Un estudio científico documenta un caso único en un diente posterior de la antigua civilización maya, donde una piedra preciosa fue colocada en la superficie de masticación, abriendo el debate sobre su propósito terapéutico o simbólico.
Un equipo de investigadores de la Universidad Autónoma de Yucatán (UADY), en México, presentó el primer caso documentado de una piedra preciosa insertada en un diente posterior entre los antiguos mayas. Se trata de un molar con una incrustación verde perfectamente encajada en la superficie de masticación.
El hallazgo, publicado en la revista Journal of Archaeological Science, plantea un interrogante, ya que las modificaciones dentales mayas conocidas hasta ahora eran casi siempre ornamentales y se realizaban en dientes frontales.

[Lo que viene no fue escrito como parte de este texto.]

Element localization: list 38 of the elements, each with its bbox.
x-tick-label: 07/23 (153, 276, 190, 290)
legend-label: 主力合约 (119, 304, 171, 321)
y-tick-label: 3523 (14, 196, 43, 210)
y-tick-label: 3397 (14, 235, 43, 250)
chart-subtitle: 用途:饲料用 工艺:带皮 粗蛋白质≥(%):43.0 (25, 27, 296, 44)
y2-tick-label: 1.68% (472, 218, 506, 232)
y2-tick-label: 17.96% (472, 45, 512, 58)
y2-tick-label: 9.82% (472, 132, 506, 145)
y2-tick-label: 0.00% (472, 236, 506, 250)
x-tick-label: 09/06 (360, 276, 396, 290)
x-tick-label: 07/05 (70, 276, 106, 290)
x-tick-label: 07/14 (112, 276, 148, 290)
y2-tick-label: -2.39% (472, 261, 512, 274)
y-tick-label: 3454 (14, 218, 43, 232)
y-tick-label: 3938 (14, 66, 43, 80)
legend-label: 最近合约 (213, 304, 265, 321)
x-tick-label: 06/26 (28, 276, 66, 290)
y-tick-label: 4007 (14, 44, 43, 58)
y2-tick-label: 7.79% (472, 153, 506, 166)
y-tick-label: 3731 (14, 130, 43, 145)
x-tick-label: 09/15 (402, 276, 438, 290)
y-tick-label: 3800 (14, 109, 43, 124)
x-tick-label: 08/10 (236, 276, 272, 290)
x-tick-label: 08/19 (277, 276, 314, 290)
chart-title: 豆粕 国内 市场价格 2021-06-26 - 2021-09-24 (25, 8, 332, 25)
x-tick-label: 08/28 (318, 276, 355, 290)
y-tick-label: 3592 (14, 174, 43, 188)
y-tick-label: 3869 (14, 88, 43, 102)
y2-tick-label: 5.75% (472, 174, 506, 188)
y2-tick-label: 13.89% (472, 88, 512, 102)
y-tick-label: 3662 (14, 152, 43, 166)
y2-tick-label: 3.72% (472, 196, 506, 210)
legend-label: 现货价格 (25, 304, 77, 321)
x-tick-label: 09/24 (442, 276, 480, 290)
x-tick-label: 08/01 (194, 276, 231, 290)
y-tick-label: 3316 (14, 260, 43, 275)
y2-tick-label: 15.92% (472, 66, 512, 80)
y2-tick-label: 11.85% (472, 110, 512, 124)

En este caso, la intervención se hizo en un lugar que no quedaba a la vista.
El análisis del desgaste y las medidas de la pieza indican que perteneció a un adulto joven, de entre 24 y 30 años. En el centro geométrico de la superficie se encuentra una incrustación de color verdoso, identificada como jadeíta o un material similar, fijada con un cemento. La piedra está completamente al ras, sin sobresalir ni molestar al morder.
Según reporta National Geographic, es un primer molar inferior izquierdo que procede de la colección osteológica del Museo Popol Vuh de la Universidad Francisco Marroquín, en Guatemala. Es un diente aislado, sin la mandíbula ni el resto del esqueleto, y se desconoce el yacimiento exacto del área maya del que provino.
Los autores del estudio proponen dos explicaciones principales. La primera sugiere que podría tratarse de un empaste terapéutico, donde la cavidad irregular se talló sobre una lesión previa, quizás una caries, para luego sellar el hueco. La segunda hipótesis plantea que pudo ser una decisión personal o simbólica, un gesto ritual o privado sin una función terapéutica clara.